Former Secretary of State Colin Powell in 2011.

Former Secretary of State Colin Powell in 2011.

Secret email found from Colin Powell, Condoleezza Rice tenures

WASHINGTON — Former Secretary of State Colin Powell and the immediate staff of former Secretary of State Condoleezza Rice also received classified national security information on their personal email accounts, according to a memo written by the State Department watchdog that was released Thursday.

Former Secretary of State Hillary Clinton’s use of a personal email server has dogged her presidential campaign. Her campaign could try to blunt the criticism with the news that her predecessors in Republican administrations might have received such information on nonsecure servers.

Steve Linick, the inspector general for the State Department, said in a memo dated Wednesday that two emails sent to Powell and 10 emails sent to Rice’s staff contained classified national security information. Powell and Rice were the top diplomats under Republican President George W. Bush.

The memo was first reported by NBC News. The Associated Press later obtained a copy.

“None of the material was marked as classified, but the substance of the material and ‘NODIS’ (No Distribution) references in the body or subject lines of some of the documents suggested that the documents could be potentially sensitive,” Linick wrote in the memo.

He wrote that in mid-October his office sent 19 documents to the inspector general for the intelligence community, which determined in mid-December that they didn’t contain any intelligence community information.
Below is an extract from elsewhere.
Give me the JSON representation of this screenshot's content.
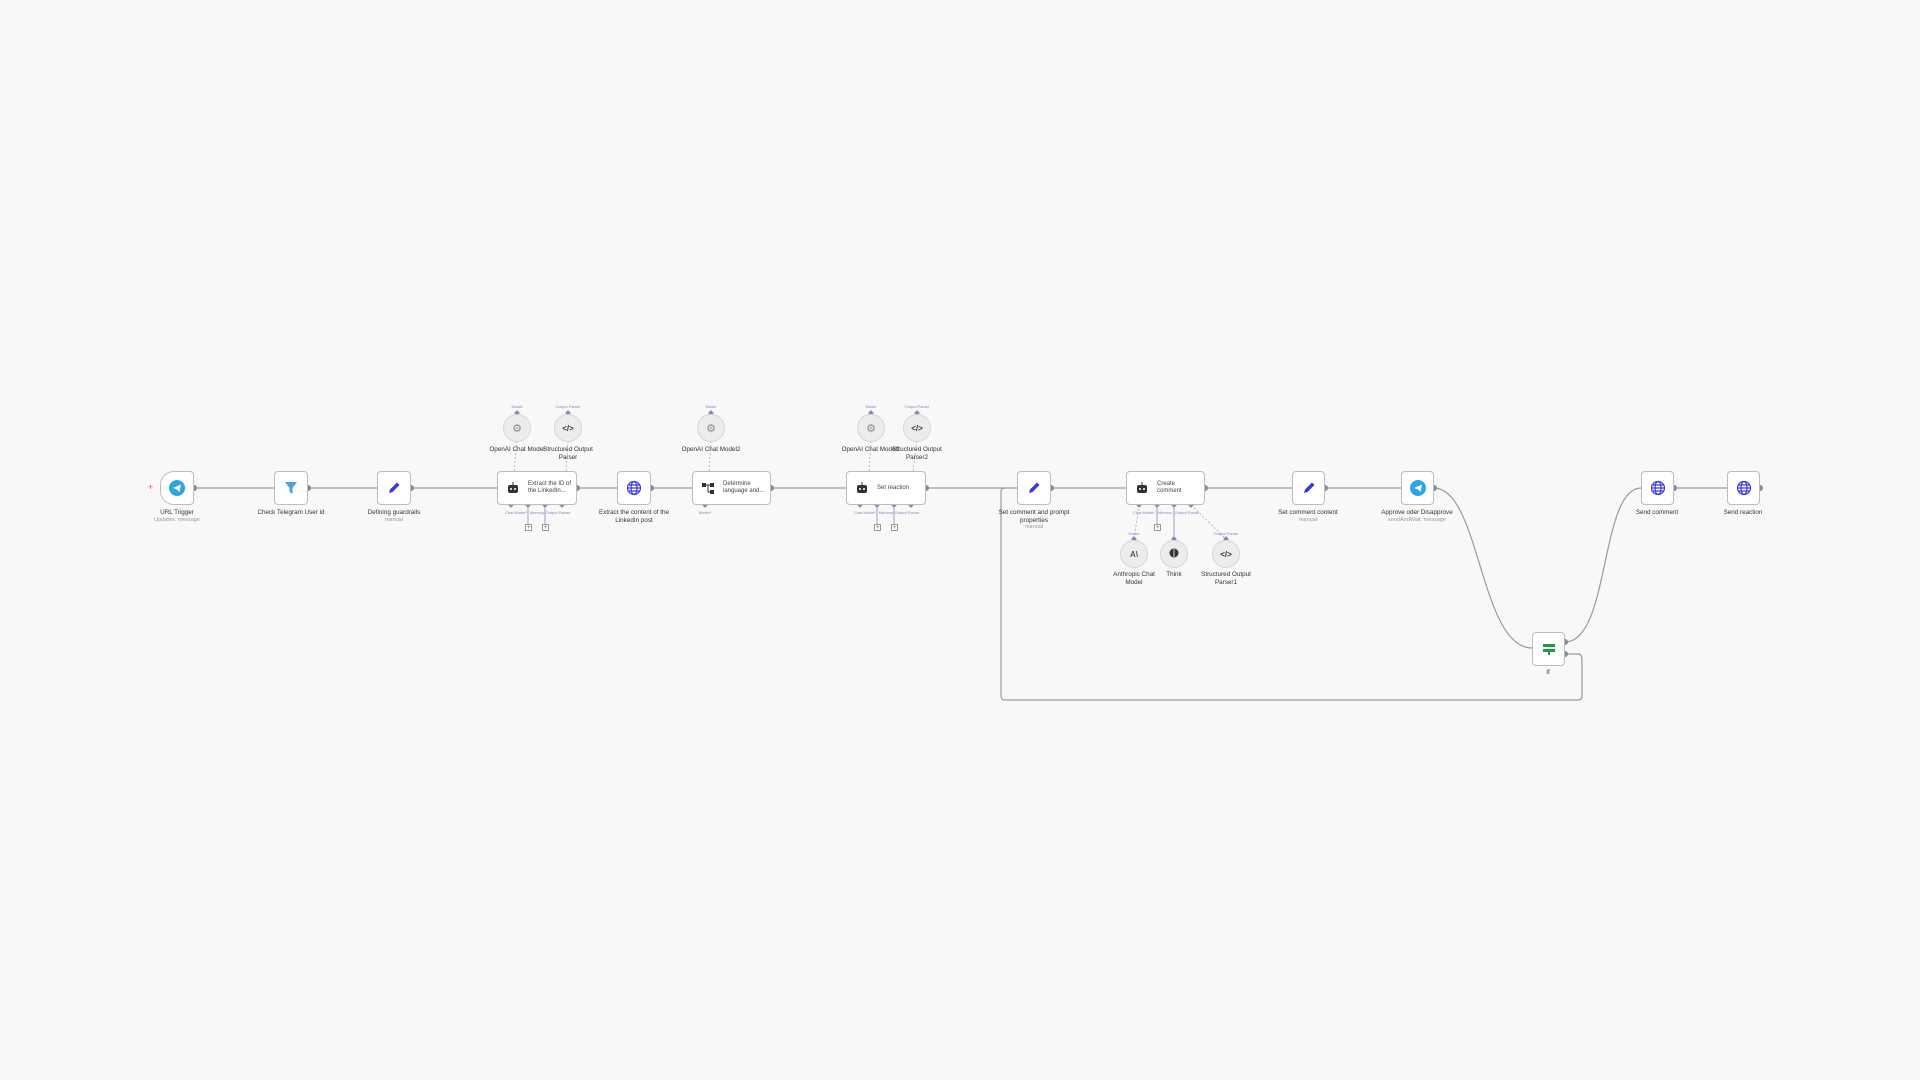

In late December, however, the State Department told Linick’s office that 12 of the 19 documents “contain national security information classified at the Secret or Confidential levels based on a review by nine department bureaus and offices.”

In a statement, Powell said the emails were from his executive assistant. He said they were forwarded messages that two U.S. ambassadors sent to members of the State Department’s staff. “My executive assistant thought I should see them in a timely manner so sent them to my personal account,” he said.

He said that while the department now has said they are “confidential,” which is a low level of classification, both messages were unclassified at the time and there was no reason not to forward them to his personal account.

“I have reviewed the messages and I do not see what makes them classified,” Powell said. “The ambassadors did not believe the contents were confidential at the time and they were sent as unclassified.”

Powell’s office said two FBI agents visited Powell in December for a general discussion about email practices during his time at State.

Georgia Godfrey, chief of staff for Rice, said Rice did not use email as secretary nor have a personal email account. She said it’s her understanding that the emails in question were sent to Rice’s assistant, “reporting diplomatic conversations and they contained no intelligence information.”

Clinton, meantime, is facing new scrutiny from congressional Republicans as a fourth committee is pressing for general information about the handling of government documents, use of personal emails and the response to Freedom of Information Act requests during her time at the State Department.

Rep. Jason Chaffetz, R-Utah, chairman of the House Oversight Committee, sent a Jan. 19 letter to Secretary of State John Kerry asking for information and documents, citing the panel’s jurisdiction over implementation of FOIA requests. His request included material from current and former secretaries of State.

In an interview with the Politico website, Chaffetz said Clinton’s use of a private email server for government business could ensnare her in his inquiry. Three other committees are already focused on the former secretary of state— the special House panel on the attacks in Benghazi, Libya, the Senate Judiciary Committee and the Senate Homeland and Governmental Affairs Committee.

Maryland Rep. Elijah Cummings, senior Democrat on the House Oversight Committee, said, “My concern has been that Republicans are spending millions of taxpayer dollars singling out Secretary Clinton because she is running for president — often leaking inaccurate information — while at the same time disregarding the actions of Republican secretaries of state.”

Clinton campaign chairman John Podesta said the details about Powell’s emails “shows just how routine it is for government bureaucrats to go overboard when it comes to judging whether information is too sensitive for the public to see.”

“Hillary Clinton agrees with her predecessor that his emails, like hers, are being inappropriately subjected to overclassification,” Podesta said.

Republicans argue that Clinton’s decision to set up her own personal email server is far worse than news that her GOP predecessors received a few emails from subordinates that now are seen to contained national security information.

Senate Minority Leader Harry Reid, D-Nev., however, called the news “a watershed moment.”

“If we’re to believe Republicans, we would have to criminally charge Secretary Rice, Secretary Powell, the senior staff and everyone else who received these emails,” Reid said.

Kerry himself used a private account when he was a senator to send information now deemed classified to Clinton when she was secretary of state, department spokesman John Kirby has said.